I heard a great quote on Sportcenter this morning from
Dwyane Wade (Miami Heat) about his mindset during the last few minutes of last night NBA Finals game, which the heat won in the final minutes.
Stewart Scott asked, “2:18 to go, coming out of a deadball, you, Lebron, and Chris had a conversation. What did you say to each other?”
At that point everyone is tired, LeBron is hurting, we just looked at it each other and said, listen, it hurts to be a champion, it’s going to hurt to be a champion. It’s not going to feel good for you to get to that point. The pain will feel a lot better if you get this win. The pain is going to feel better when you’re one step to everything you’ve been striving for your whole life, 27 years plus, let’s do it. No excuses.
If you think achieving your dreams is going to be easy, then you’re not dreaming big enough or you don’t understand the process. Pain is not apart of every step along the way. The entire road isn’t tough. But when it does get hard and painful, you have to find a way to keep pushing and fight your way through.
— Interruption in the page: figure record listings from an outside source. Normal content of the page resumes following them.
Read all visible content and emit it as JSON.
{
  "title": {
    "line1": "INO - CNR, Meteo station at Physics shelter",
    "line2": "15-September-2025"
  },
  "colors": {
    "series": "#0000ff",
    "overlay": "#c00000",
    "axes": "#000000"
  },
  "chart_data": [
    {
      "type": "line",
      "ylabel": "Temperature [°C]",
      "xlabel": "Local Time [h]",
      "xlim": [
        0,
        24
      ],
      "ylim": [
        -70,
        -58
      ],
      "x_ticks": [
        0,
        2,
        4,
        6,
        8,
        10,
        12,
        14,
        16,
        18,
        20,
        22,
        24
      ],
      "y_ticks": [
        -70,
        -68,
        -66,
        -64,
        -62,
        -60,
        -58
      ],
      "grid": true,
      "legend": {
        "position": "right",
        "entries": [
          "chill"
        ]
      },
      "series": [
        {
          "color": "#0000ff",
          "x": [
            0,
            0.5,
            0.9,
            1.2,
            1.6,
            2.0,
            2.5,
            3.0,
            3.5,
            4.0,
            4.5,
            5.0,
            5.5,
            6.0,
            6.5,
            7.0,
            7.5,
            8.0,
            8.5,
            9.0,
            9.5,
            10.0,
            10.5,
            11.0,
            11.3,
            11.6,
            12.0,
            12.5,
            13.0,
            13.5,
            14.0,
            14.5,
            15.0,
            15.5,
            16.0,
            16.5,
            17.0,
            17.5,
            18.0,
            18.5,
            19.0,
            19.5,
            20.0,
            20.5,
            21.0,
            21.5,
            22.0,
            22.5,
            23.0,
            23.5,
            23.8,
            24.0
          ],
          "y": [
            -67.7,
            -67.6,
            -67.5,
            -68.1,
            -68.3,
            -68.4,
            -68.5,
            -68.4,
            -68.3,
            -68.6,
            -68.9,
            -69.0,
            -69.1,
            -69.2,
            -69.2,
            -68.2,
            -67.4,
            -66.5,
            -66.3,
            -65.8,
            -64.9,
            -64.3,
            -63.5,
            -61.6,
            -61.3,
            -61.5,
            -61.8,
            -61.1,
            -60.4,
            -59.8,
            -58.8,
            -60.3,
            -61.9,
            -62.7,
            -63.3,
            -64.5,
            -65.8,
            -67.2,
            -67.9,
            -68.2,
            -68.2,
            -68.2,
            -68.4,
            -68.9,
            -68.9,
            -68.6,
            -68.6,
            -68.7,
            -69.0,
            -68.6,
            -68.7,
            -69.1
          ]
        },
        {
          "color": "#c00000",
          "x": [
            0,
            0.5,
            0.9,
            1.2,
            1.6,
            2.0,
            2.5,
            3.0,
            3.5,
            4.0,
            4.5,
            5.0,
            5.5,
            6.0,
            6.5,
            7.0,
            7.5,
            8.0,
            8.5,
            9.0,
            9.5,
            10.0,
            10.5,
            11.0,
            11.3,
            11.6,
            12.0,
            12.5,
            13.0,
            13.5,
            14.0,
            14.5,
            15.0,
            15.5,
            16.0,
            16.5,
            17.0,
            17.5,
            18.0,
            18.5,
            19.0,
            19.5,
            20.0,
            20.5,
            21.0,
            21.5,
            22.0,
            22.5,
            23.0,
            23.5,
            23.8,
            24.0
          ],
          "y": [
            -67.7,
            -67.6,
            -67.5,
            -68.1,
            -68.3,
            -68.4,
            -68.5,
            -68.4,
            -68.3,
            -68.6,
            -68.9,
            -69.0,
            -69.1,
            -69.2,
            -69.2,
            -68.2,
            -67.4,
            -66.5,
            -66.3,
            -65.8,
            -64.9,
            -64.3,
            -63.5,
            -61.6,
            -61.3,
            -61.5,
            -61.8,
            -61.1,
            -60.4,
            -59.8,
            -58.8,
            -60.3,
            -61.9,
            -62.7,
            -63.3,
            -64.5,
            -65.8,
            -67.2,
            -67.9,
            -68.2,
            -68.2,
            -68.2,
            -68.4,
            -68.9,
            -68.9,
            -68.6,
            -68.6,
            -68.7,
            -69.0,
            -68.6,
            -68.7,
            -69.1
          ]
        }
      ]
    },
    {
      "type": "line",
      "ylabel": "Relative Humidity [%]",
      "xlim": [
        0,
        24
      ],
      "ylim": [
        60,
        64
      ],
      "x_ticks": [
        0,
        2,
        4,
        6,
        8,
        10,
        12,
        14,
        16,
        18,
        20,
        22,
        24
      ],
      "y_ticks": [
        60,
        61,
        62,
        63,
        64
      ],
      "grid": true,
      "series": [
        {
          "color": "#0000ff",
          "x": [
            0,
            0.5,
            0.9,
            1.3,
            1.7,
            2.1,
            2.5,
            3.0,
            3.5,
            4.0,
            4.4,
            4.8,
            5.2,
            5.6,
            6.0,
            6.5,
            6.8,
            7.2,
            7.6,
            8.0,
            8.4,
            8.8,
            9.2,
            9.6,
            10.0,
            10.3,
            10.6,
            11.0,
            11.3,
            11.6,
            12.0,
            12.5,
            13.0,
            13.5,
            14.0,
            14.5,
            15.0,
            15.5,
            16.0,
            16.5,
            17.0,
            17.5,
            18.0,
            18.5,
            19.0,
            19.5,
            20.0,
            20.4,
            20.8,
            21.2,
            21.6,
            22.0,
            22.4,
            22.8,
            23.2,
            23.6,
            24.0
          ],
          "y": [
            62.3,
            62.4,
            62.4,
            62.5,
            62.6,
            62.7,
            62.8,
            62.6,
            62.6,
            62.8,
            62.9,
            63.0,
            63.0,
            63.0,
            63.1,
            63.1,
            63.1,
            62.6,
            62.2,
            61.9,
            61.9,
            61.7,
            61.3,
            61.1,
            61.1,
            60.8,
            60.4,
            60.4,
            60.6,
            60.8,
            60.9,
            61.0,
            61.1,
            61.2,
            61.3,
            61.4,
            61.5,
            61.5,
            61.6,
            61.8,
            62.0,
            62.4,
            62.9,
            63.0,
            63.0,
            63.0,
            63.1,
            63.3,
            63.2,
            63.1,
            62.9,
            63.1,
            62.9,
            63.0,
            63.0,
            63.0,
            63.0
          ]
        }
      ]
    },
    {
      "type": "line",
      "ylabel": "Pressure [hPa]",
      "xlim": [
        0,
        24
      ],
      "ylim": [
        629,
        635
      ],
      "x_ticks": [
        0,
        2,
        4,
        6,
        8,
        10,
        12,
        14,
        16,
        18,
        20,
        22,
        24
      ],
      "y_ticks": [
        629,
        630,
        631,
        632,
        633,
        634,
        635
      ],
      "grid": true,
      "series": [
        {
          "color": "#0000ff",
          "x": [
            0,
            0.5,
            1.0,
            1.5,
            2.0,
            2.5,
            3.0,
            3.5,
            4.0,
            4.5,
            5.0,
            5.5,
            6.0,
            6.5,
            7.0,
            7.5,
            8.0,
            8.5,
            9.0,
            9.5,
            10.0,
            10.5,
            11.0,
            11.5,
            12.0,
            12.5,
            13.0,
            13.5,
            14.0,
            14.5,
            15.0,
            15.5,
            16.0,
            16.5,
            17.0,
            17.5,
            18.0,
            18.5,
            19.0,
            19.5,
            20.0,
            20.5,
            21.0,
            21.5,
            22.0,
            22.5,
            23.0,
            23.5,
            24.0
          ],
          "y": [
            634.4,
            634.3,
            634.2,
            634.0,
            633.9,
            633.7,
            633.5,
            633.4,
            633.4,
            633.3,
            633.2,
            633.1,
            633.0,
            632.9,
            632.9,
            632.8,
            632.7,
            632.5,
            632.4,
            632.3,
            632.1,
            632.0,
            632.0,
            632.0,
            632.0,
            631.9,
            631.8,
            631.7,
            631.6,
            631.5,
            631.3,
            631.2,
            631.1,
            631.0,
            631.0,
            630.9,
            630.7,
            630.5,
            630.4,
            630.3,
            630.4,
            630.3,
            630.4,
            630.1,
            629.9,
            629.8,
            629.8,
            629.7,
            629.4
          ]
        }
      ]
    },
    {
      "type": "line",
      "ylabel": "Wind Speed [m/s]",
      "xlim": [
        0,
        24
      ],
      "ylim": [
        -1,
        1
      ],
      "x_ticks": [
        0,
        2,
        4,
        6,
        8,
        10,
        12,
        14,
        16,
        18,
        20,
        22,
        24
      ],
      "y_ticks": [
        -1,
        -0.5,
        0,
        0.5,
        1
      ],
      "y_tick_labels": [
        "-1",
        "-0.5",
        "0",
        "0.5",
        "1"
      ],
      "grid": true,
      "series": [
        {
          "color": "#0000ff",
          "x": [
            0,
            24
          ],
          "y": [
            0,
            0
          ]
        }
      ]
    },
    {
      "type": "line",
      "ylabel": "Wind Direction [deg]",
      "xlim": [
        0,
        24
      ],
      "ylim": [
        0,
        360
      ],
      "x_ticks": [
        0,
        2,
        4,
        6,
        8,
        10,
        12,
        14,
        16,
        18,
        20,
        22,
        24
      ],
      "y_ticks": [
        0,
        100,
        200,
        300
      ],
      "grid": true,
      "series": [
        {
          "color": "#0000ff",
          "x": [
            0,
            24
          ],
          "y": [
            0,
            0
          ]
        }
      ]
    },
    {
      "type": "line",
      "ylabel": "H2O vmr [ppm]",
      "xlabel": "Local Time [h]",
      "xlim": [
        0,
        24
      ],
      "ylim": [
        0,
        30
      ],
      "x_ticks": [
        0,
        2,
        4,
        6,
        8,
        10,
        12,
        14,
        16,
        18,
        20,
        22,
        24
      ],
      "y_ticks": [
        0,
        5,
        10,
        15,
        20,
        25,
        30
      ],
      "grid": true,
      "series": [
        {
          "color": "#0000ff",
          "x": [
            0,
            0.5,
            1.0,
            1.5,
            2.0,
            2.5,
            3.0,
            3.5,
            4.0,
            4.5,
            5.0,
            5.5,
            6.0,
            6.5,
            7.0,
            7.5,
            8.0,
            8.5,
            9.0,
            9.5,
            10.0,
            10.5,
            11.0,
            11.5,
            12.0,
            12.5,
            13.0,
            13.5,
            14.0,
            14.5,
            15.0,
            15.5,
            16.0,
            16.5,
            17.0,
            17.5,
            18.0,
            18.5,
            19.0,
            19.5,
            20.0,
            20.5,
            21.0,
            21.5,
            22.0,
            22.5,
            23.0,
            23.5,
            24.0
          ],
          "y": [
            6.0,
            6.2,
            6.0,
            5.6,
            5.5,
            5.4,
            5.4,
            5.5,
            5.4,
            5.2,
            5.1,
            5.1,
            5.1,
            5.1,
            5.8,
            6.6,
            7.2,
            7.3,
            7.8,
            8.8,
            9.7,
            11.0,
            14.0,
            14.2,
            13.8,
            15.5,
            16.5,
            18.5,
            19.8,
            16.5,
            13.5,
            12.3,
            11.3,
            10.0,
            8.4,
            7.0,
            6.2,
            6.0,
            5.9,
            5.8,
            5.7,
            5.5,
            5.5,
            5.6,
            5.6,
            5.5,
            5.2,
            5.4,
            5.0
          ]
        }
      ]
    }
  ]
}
When it gets hard you’re very likely doing something right! You’ve hit a wall, and that wall (and maybe many more like it) stands between you and your dream. Who’s going to win, you or that wall?
Too often when adversity strikes, when things get hard, when the chips are stacked against you, it’s easy to quit. Easy in that moment. But the short-term relief you get from the burden of achieving something great (for you), you sacrifice from the long-term. You think it’s easy to quit, but the pain of wondering “what if” can sting for much longer.
Breaking through that wall is going to be hard. If it were easy, it wouldn’t be there! Step-up, bear-down, man-up, buckle-down, and figure a way through. Besides, you really don’t want it to be too easy. The easier a dream is to achieve, the less satisfaction, happiness, or joy do you get from it. The tougher the road, the bigger the reward.